Generally speaking, there are two ways of futures delivery: physical delivery and cash delivery.
Physical delivery refers to the process that when a futures contract expires, both parties to the transaction settle the expired open contract by transferring the ownership of the goods contained in the futures contract. Commodity futures trading generally adopts the physical delivery system. Although the proportion of final physical delivery of futures contracts is very small, it is this very small amount of physical delivery that connects the futures market with the spot market and provides an important prerequisite for the function of the futures market.
In the futures market, physical delivery is an institutional guarantee to make futures prices and spot prices tend to be consistent. When the futures price seriously deviates from the spot price due to excessive speculation, traders will arbitrage between the futures and spot markets. When the futures price is too high and the spot price is too low, traders sell futures contracts in the futures market and buy goods in the spot market. In this way, the spot demand increases, the spot price rises, the supply of futures contracts increases, the futures price drops, and the spot price difference narrows; When the futures price is too low and the spot price is too high, traders buy futures contracts in the futures market and sell goods in the spot market.

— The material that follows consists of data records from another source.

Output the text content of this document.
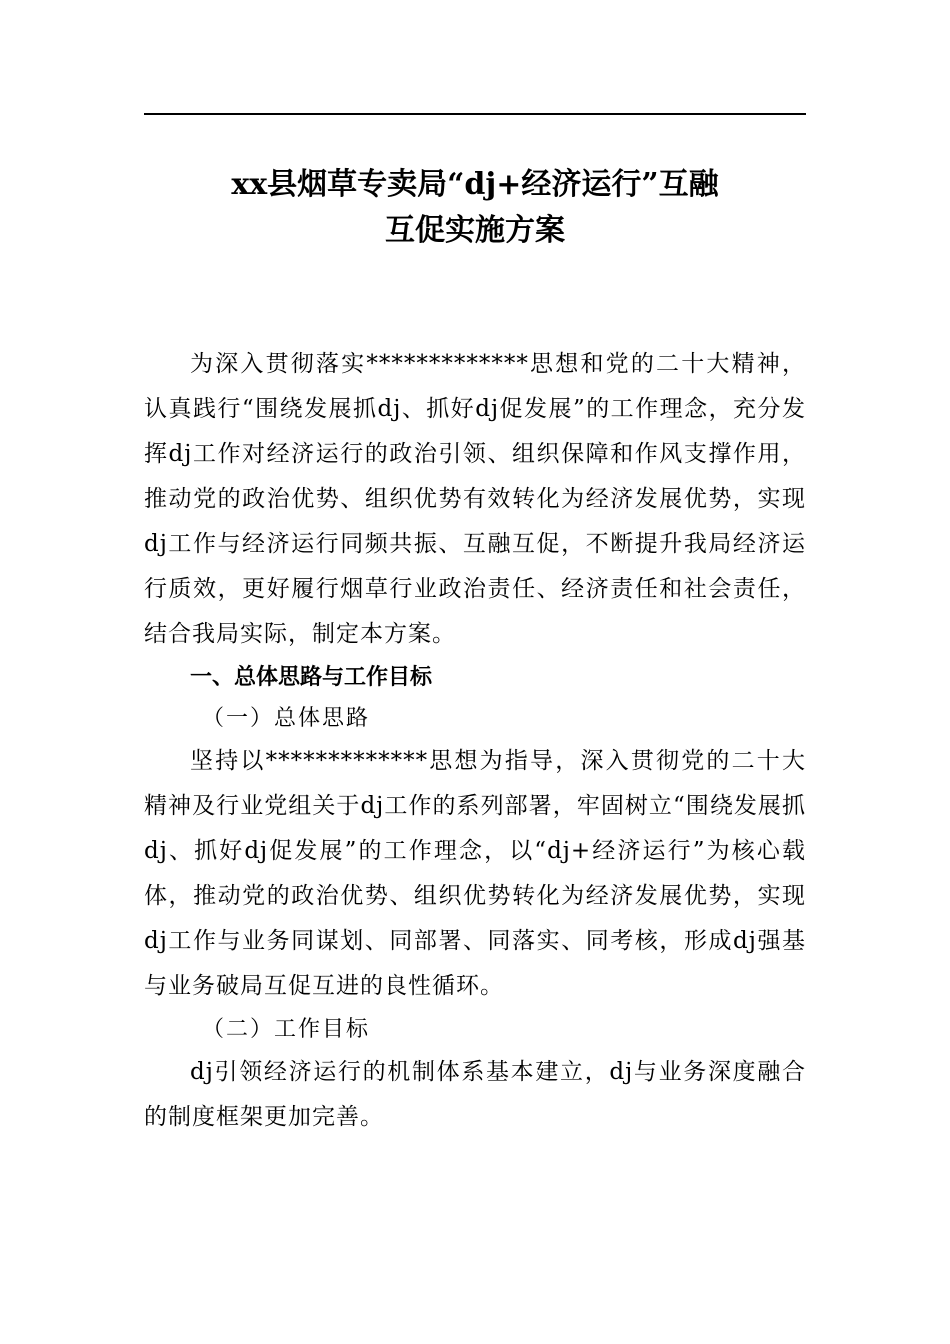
xx县烟草专卖局“dj+经济运行”互融
互促实施方案

为深入贯彻落实*************思想和党的二十大精神，认真践行“围绕发展抓dj、抓好dj促发展”的工作理念，充分发挥dj工作对经济运行的政治引领、组织保障和作风支撑作用，推动党的政治优势、组织优势有效转化为经济发展优势，实现dj工作与经济运行同频共振、互融互促，不断提升我局经济运行质效，更好履行烟草行业政治责任、经济责任和社会责任，结合我局实际，制定本方案。

一、总体思路与工作目标

（一）总体思路

坚持以*************思想为指导，深入贯彻党的二十大精神及行业党组关于dj工作的系列部署，牢固树立“围绕发展抓dj、抓好dj促发展”的工作理念，以“dj+经济运行”为核心载体，推动党的政治优势、组织优势转化为经济发展优势，实现dj工作与业务同谋划、同部署、同落实、同考核，形成dj强基与业务破局互促互进的良性循环。

（二）工作目标

dj引领经济运行的机制体系基本建立，dj与业务深度融合的制度框架更加完善。
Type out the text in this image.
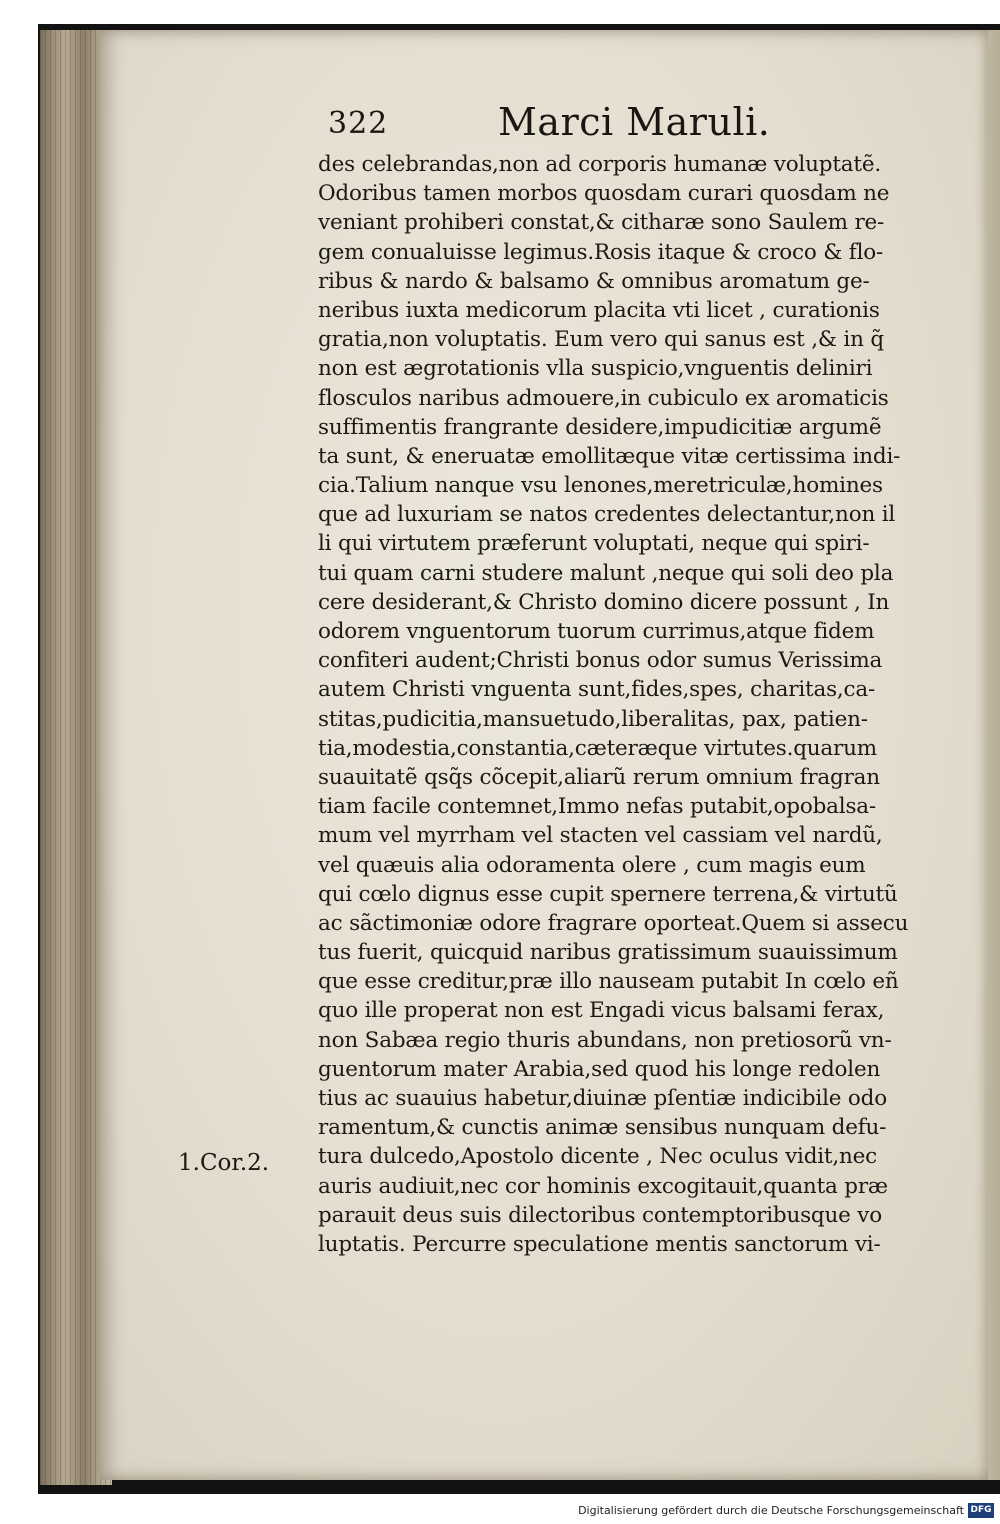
322	Marci Maruli.
1.Cor.2.
des celebrandas,non ad corporis humanæ voluptatẽ.
Odoribus tamen morbos quosdam curari quosdam ne
veniant prohiberi constat,& citharæ sono Saulem re-
gem conualuisse legimus.Rosis itaque & croco & flo-
ribus & nardo & balsamo & omnibus aromatum ge-
neribus iuxta medicorum placita vti licet , curationis
gratia,non voluptatis. Eum vero qui sanus est ,& in q̃
non est ægrotationis vlla suspicio,vnguentis deliniri
flosculos naribus admouere,in cubiculo ex aromaticis
suffimentis frangrante desidere,impudicitiæ argumẽ
ta sunt, & eneruatæ emollitæque vitæ certissima indi-
cia.Talium nanque vsu lenones,meretriculæ,homines
que ad luxuriam se natos credentes delectantur,non il
li qui virtutem præferunt voluptati, neque qui spiri-
tui quam carni studere malunt ,neque qui soli deo pla
cere desiderant,& Christo domino dicere possunt , In
odorem vnguentorum tuorum currimus,atque fidem
confiteri audent;Christi bonus odor sumus Verissima
autem Christi vnguenta sunt,fides,spes, charitas,ca-
stitas,pudicitia,mansuetudo,liberalitas, pax, patien-
tia,modestia,constantia,cæteræque virtutes.quarum
suauitatẽ qsq̃s cõcepit,aliarũ rerum omnium fragran
tiam facile contemnet,Immo nefas putabit,opobalsa-
mum vel myrrham vel stacten vel cassiam vel nardũ,
vel quæuis alia odoramenta olere , cum magis eum
qui cœlo dignus esse cupit spernere terrena,& virtutũ
ac sãctimoniæ odore fragrare oporteat.Quem si assecu
tus fuerit, quicquid naribus gratissimum suauissimum
que esse creditur,præ illo nauseam putabit In cœlo eñ
quo ille properat non est Engadi vicus balsami ferax,
non Sabæa regio thuris abundans, non pretiosorũ vn-
guentorum mater Arabia,sed quod his longe redolen
tius ac suauius habetur,diuinæ pſentiæ indicibile odo
ramentum,& cunctis animæ sensibus nunquam defu-
tura dulcedo,Apostolo dicente , Nec oculus vidit,nec
auris audiuit,nec cor hominis excogitauit,quanta præ
parauit deus suis dilectoribus contemptoribusque vo
luptatis. Percurre speculatione mentis sanctorum vi-
Digitalisierung gefördert durch die Deutsche Forschungsgemeinschaft DFG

In this way, the demand for futures increases, the futures price rises, the spot supply increases and the spot price drops, which makes the spot spread of futures tend to be normal.
Physical delivery can be divided into seller delivery and both parties delivery.
The so-called two-party delivery means that both buyers and sellers of futures trading can apply for delivery, which is adopted by Dalian Commodity Exchange and Shanghai Futures Exchange.
The so-called seller's delivery means that only the seller has the right to apply for delivery, and the buyer has no right to take the initiative to deliver.
Zhengzhou Commodity Exchange in China adopts this delivery method. The purpose of the seller's delivery is to reduce the occurrence of "more empty" violations. Internationally, well-known futures exchanges such as CBOT and COMEX all adopt the seller's delivery method.